Sonra aldım elime Ipad'imi. Açtım Wattpad'i. Kütüphanem ağzına kadar doluydu zaten, okumam gereken kitapların yanında, bir de "Şu Çılgın Türkler" kitabını yaz için okumak zorundaydım. Okul ödev vermişti ve ben daha otuz birinci sayfadayım, bilmeyenler için, kitap yedi yüz sayfa. Üstüne üstlük, kitap hakkında kompozisyon yazmam da gerekiyor.

Neyse konuya gelelim, açtım "My Wattpad Love"ı okumaya başladım, güzel kitap, hakkını vermeliyim. Her neyse, bayağı bir bölüm okudum, şu an otuz birinci bölümdeyim. (Otuz birin laneti midir, nedir?)

Okuyacak gücüm de kalmadı, ben de oturup bunları yazmaya başladım.

Bu arada otuz üç gün kaldı okulların açılmasına. Yakında depresyona girerim artık. En beteri de, sürekli sınıf listesine bakma durumunda kalmam.

Açıklayayım, benim okulumda her yıl sınıf değiştiriyorlar. Mesela bu yıl, çok kötü bir sınıf düşmüştü bize. Bildiğiniz sınıf parçalara ayrılmıştı. Her neyse, yani sınıfında kimlerin olduğunu bize okul başlamadan liste olarak veriyorlar. Ben de bakıyorum, yayınlamışlar mı diye.

Elbette yayınlamamışlar, sözü bile geçmiyor.

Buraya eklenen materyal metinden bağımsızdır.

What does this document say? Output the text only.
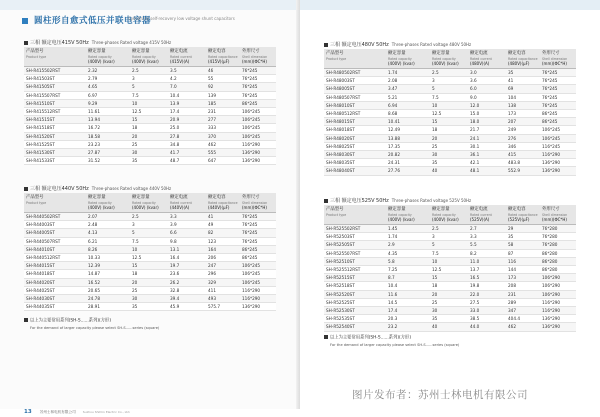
圆柱形自愈式低压并联电容器
Cylindrical self-recovery low voltage shunt capacitors
三相 额定电压415V 50Hz Three-phases Rated voltage 415V 50Hz
产品型号
Product type	额定容量
Rated capacity
(400V) (kvar)	额定容量
Rated capacity
(400V) (kvar)	额定电流
Rated current
(415V)(A)	额定电容
Rated capacitance
(415V)(μF)	外形尺寸
Shell dimension
(mm)(ΦC*H)

SH-R415502RST	2.32	2.5	3.5	46	76*245
SH-R41503ST	2.79	3	4.2	55	76*245
SH-R41505ST	4.65	5	7.0	92	76*245
SH-R415507RST	6.97	7.5	10.4	139	76*245
SH-R41510ST	9.29	10	13.9	185	86*245
SH-R415512RST	11.61	12.5	17.4	231	106*245
SH-R41515ST	13.94	15	20.9	277	106*245
SH-R41518ST	16.72	18	25.0	333	106*245
SH-R41520ST	18.58	20	27.8	370	106*245
SH-R41525ST	23.23	25	34.8	462	116*290
SH-R41530ST	27.87	30	41.7	555	136*290
SH-R41533ST	31.52	35	48.7	647	136*290
三相 额定电压440V 50Hz Three-phases Rated voltage 440V 50Hz
产品型号
Product type	额定容量
Rated capacity
(400V) (kvar)	额定容量
Rated capacity
(400V) (kvar)	额定电流
Rated current
(440V)(A)	额定电容
Rated capacitance
(440V)(μF)	外形尺寸
Shell dimension
(mm)(ΦC*H)

SH-R440502RST	2.07	2.5	3.3	41	76*245
SH-R44003ST	2.48	3	3.9	49	76*245
SH-R44005ST	4.13	5	6.6	82	76*245
SH-R440507RST	6.21	7.5	9.8	123	76*245
SH-R44010ST	8.26	10	13.1	164	86*245
SH-R440512RST	10.33	12.5	16.4	206	86*245
SH-R44015ST	12.39	15	19.7	247	106*245
SH-R44018ST	14.87	18	23.6	296	106*245
SH-R44020ST	16.52	20	26.2	329	106*245
SH-R44025ST	20.65	25	32.8	411	116*290
SH-R44030ST	24.78	30	39.4	493	116*290
SH-R44035ST	28.91	35	45.9	575.7	136*290
以上为主要常用系列(SH-S......系列)(方形)
For the demand of larger capacity please select SH-S......series (square)
13 苏州士林电机有限公司 Suzhou Shihlin Electric Co., Ltd.
三相 额定电压480V 50Hz Three-phases Rated voltage 480V 50Hz
产品型号
Product type	额定容量
Rated capacity
(400V) (kvar)	额定容量
Rated capacity
(400V) (kvar)	额定电流
Rated current
(480V)(A)	额定电容
Rated capacitance
(480V)(μF)	外形尺寸
Shell dimension
(mm)(ΦC*H)

SH-R480502RST	1.74	2.5	3.0	35	76*245
SH-R48003ST	2.08	3	3.6	41	76*245
SH-R48005ST	3.47	5	6.0	69	76*245
SH-R480507RST	5.21	7.5	9.0	104	76*245
SH-R48010ST	6.94	10	12.0	138	76*245
SH-R480512RST	8.68	12.5	15.0	173	86*245
SH-R48015ST	10.41	15	18.0	207	86*245
SH-R48018ST	12.49	18	21.7	249	106*245
SH-R48020ST	13.88	20	24.1	276	106*245
SH-R48025ST	17.35	25	30.1	346	116*245
SH-R48030ST	20.82	30	36.1	415	116*290
SH-R48035ST	24.31	35	42.1	483.8	136*290
SH-R48040ST	27.76	40	48.1	552.9	136*290
三相 额定电压525V 50Hz Three-phases Rated voltage 525V 50Hz
产品型号
Product type	额定容量
Rated capacity
(400V) (kvar)	额定容量
Rated capacity
(400V) (kvar)	额定电流
Rated current
(525V)(A)	额定电容
Rated capacitance
(525V)(μF)	外形尺寸
Shell dimension
(mm)(ΦC*H)

SH-R525502RST	1.45	2.5	2.7	29	76*280
SH-R52503ST	1.74	3	3.3	35	76*280
SH-R52505ST	2.9	5	5.5	58	76*280
SH-R525507RST	4.35	7.5	8.2	87	86*280
SH-R52510ST	5.8	10	11.0	116	86*280
SH-R525512RST	7.25	12.5	13.7	144	86*280
SH-R52515ST	8.7	15	16.5	173	106*290
SH-R52518ST	10.4	18	19.8	208	106*290
SH-R52520ST	11.6	20	22.0	231	106*290
SH-R52525ST	14.5	25	27.5	289	116*290
SH-R52530ST	17.4	30	33.0	347	116*290
SH-R52535ST	20.3	35	38.5	404.4	136*290
SH-R52540ST	23.2	40	44.0	462	136*290
以上为主要常用系列(SH-S......系列)(方形)
For the demand of larger capacity please select SH-S......series (square)
图片发布者：苏州士林电机有限公司
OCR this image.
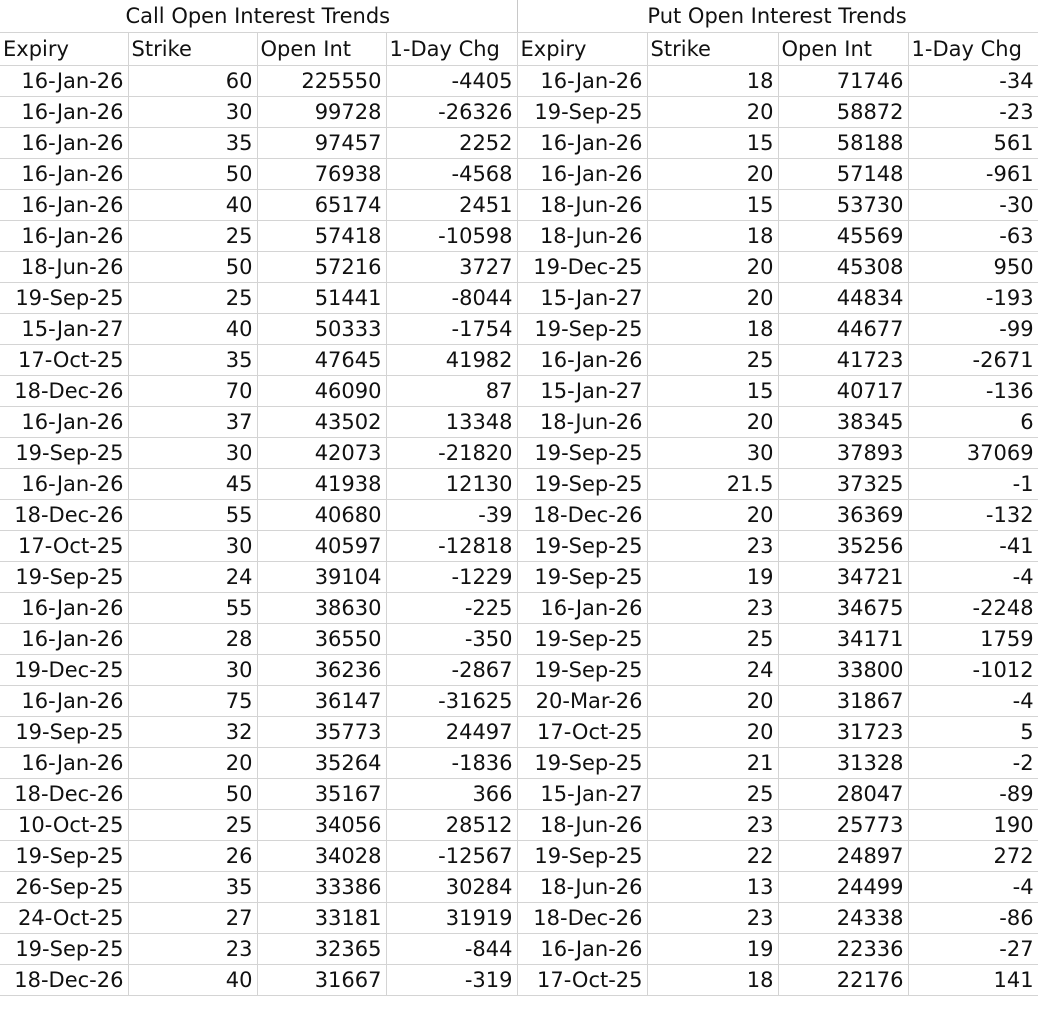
Call Open Interest Trends				Put Open Interest Trends			
Expiry	Strike	Open Int	1-Day Chg	Expiry	Strike	Open Int	1-Day Chg
16-Jan-26	60	225550	-4405	16-Jan-26	18	71746	-34
16-Jan-26	30	99728	-26326	19-Sep-25	20	58872	-23
16-Jan-26	35	97457	2252	16-Jan-26	15	58188	561
16-Jan-26	50	76938	-4568	16-Jan-26	20	57148	-961
16-Jan-26	40	65174	2451	18-Jun-26	15	53730	-30
16-Jan-26	25	57418	-10598	18-Jun-26	18	45569	-63
18-Jun-26	50	57216	3727	19-Dec-25	20	45308	950
19-Sep-25	25	51441	-8044	15-Jan-27	20	44834	-193
15-Jan-27	40	50333	-1754	19-Sep-25	18	44677	-99
17-Oct-25	35	47645	41982	16-Jan-26	25	41723	-2671
18-Dec-26	70	46090	87	15-Jan-27	15	40717	-136
16-Jan-26	37	43502	13348	18-Jun-26	20	38345	6
19-Sep-25	30	42073	-21820	19-Sep-25	30	37893	37069
16-Jan-26	45	41938	12130	19-Sep-25	21.5	37325	-1
18-Dec-26	55	40680	-39	18-Dec-26	20	36369	-132
17-Oct-25	30	40597	-12818	19-Sep-25	23	35256	-41
19-Sep-25	24	39104	-1229	19-Sep-25	19	34721	-4
16-Jan-26	55	38630	-225	16-Jan-26	23	34675	-2248
16-Jan-26	28	36550	-350	19-Sep-25	25	34171	1759
19-Dec-25	30	36236	-2867	19-Sep-25	24	33800	-1012
16-Jan-26	75	36147	-31625	20-Mar-26	20	31867	-4
19-Sep-25	32	35773	24497	17-Oct-25	20	31723	5
16-Jan-26	20	35264	-1836	19-Sep-25	21	31328	-2
18-Dec-26	50	35167	366	15-Jan-27	25	28047	-89
10-Oct-25	25	34056	28512	18-Jun-26	23	25773	190
19-Sep-25	26	34028	-12567	19-Sep-25	22	24897	272
26-Sep-25	35	33386	30284	18-Jun-26	13	24499	-4
24-Oct-25	27	33181	31919	18-Dec-26	23	24338	-86
19-Sep-25	23	32365	-844	16-Jan-26	19	22336	-27
18-Dec-26	40	31667	-319	17-Oct-25	18	22176	141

Her neyse, okul alışverişine şu sıralar çıkmak lazım sanırım. Ben de evkuşu olup çıktım zaten. Hiç dışarı çıkasım yok şu sıcakta.

***

Bugünü "Tıkınma Günü" ilan etmiş bulunuyorum. Bakayım tarihe, evet 13.8.2014. "13 Ağustos, Tıkınma Günü" Seneye unutturmayın da, kutlayalım.

Patlamış mısırın, dondurmanın ve bir sürü atıştırmalığın ardından, az önce de çikolata yedim. Koltuğu bir görseydiniz, göremezdiniz. Ambalajlardan gözükmüyordu zaten. Sonra bu kız nasıl kilo almıyor, oluyor. O konulara hiç girmeyeceğim.